Buganda's student and educational politics was not reactive, simply resenting European authority. Students and successful educated men saw education as a way to achieve power. Elite schools and universities were arenas in which students learned to compete, preparing for a meritocratic future of achievement as leaders of the country. And despite any inadequacies in educational content, private schools throughout the country were political institutions that tested their leaders’ initiatives, fostered new patronage networks, and allowed those leaders to build and institutionalize professional and personal power as they recruited foot soldiers for political engagement.

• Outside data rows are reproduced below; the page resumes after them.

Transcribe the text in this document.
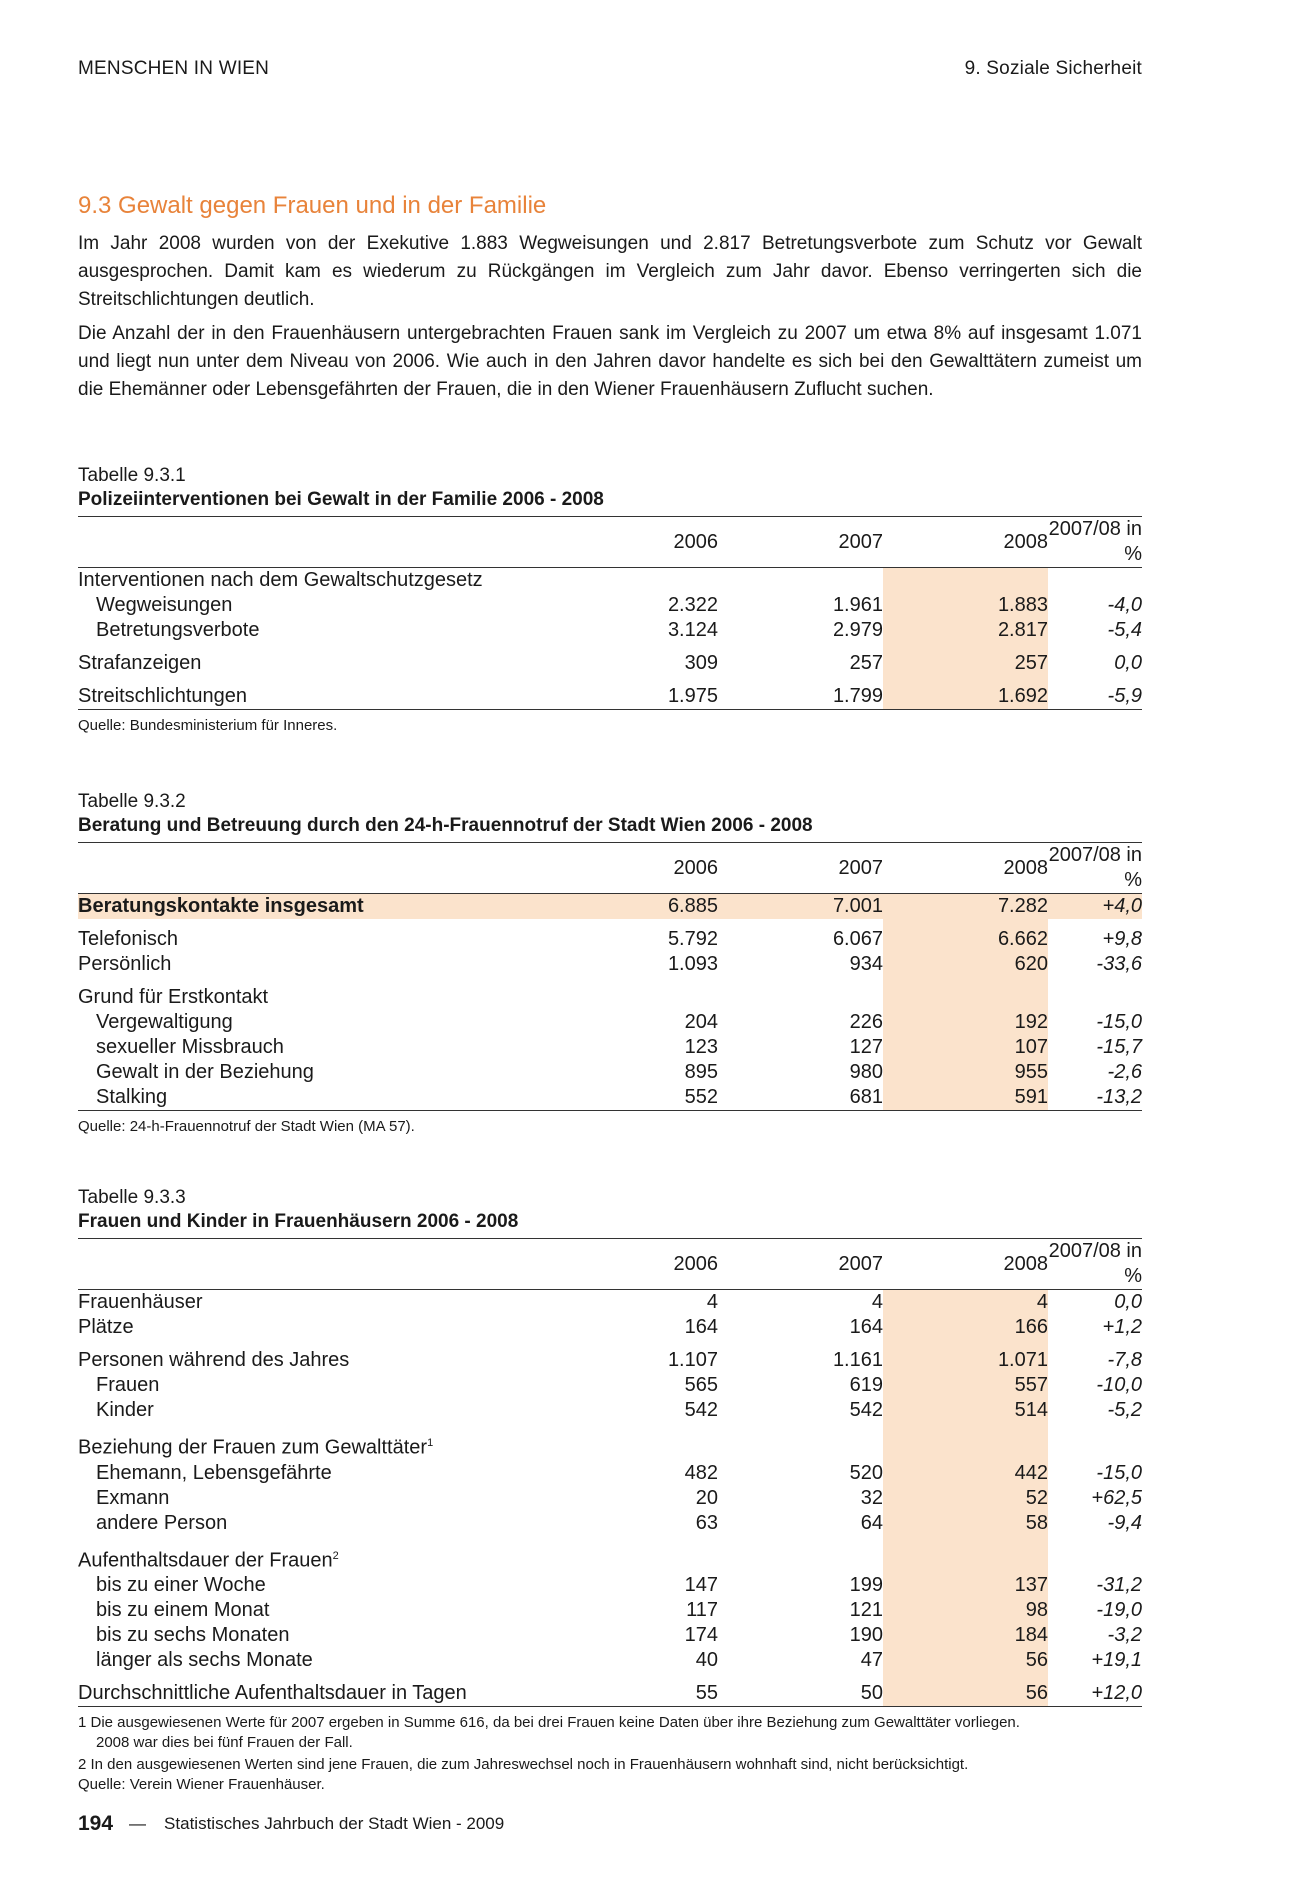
MENSCHEN IN WIEN	9. Soziale Sicherheit
9.3 Gewalt gegen Frauen und in der Familie

Im Jahr 2008 wurden von der Exekutive 1.883 Wegweisungen und 2.817 Betretungsverbote zum Schutz vor Gewalt ausgesprochen. Damit kam es wiederum zu Rückgängen im Vergleich zum Jahr davor. Ebenso verringerten sich die Streitschlichtungen deutlich.

Die Anzahl der in den Frauenhäusern untergebrachten Frauen sank im Vergleich zu 2007 um etwa 8% auf insgesamt 1.071 und liegt nun unter dem Niveau von 2006. Wie auch in den Jahren davor handelte es sich bei den Gewalttätern zumeist um die Ehemänner oder Lebensgefährten der Frauen, die in den Wiener Frauenhäusern Zuflucht suchen.

Tabelle 9.3.1
Polizeiinterventionen bei Gewalt in der Familie 2006 - 2008
	2006	2007	2008	2007/08 in %
Interventionen nach dem Gewaltschutzgesetz				
Wegweisungen	2.322	1.961	1.883	-4,0
Betretungsverbote	3.124	2.979	2.817	-5,4
Strafanzeigen	309	257	257	0,0
Streitschlichtungen	1.975	1.799	1.692	-5,9
Quelle: Bundesministerium für Inneres.
Tabelle 9.3.2
Beratung und Betreuung durch den 24-h-Frauennotruf der Stadt Wien 2006 - 2008
	2006	2007	2008	2007/08 in %
Beratungskontakte insgesamt	6.885	7.001	7.282	+4,0
Telefonisch	5.792	6.067	6.662	+9,8
Persönlich	1.093	934	620	-33,6
Grund für Erstkontakt				
Vergewaltigung	204	226	192	-15,0
sexueller Missbrauch	123	127	107	-15,7
Gewalt in der Beziehung	895	980	955	-2,6
Stalking	552	681	591	-13,2
Quelle: 24-h-Frauennotruf der Stadt Wien (MA 57).
Tabelle 9.3.3
Frauen und Kinder in Frauenhäusern 2006 - 2008
	2006	2007	2008	2007/08 in %
Frauenhäuser	4	4	4	0,0
Plätze	164	164	166	+1,2
Personen während des Jahres	1.107	1.161	1.071	-7,8
Frauen	565	619	557	-10,0
Kinder	542	542	514	-5,2
Beziehung der Frauen zum Gewalttäter$^1$				
Ehemann, Lebensgefährte	482	520	442	-15,0
Exmann	20	32	52	+62,5
andere Person	63	64	58	-9,4
Aufenthaltsdauer der Frauen$^2$				
bis zu einer Woche	147	199	137	-31,2
bis zu einem Monat	117	121	98	-19,0
bis zu sechs Monaten	174	190	184	-3,2
länger als sechs Monate	40	47	56	+19,1
Durchschnittliche Aufenthaltsdauer in Tagen	55	50	56	+12,0
1 Die ausgewiesenen Werte für 2007 ergeben in Summe 616, da bei drei Frauen keine Daten über ihre Beziehung zum Gewalttäter vorliegen.
2008 war dies bei fünf Frauen der Fall.
2 In den ausgewiesenen Werten sind jene Frauen, die zum Jahreswechsel noch in Frauenhäusern wohnhaft sind, nicht berücksichtigt.
Quelle: Verein Wiener Frauenhäuser.
194 — Statistisches Jahrbuch der Stadt Wien - 2009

Surprisingly, it is possible to sketch a depiction of Buganda and Uganda's late colonial education without ever really needing to engage with top-down colonial initiatives from the Colonial Office or mission development experts who practised what Uganda's activists condemned as bad teaching.
Elite education was a weapon in Uganda. It prepared the country's leaders for power at independence. All clearly understood the need to manoeuvre and mobilize, rather than simply await a grant of independence from an imperial protector. Elite and independent schools, by fostering new solidarities among their graduates and allowing patrons to practise ownership and the control of clients, challenged British authority as students built themselves into new people with new identities, connections and resources.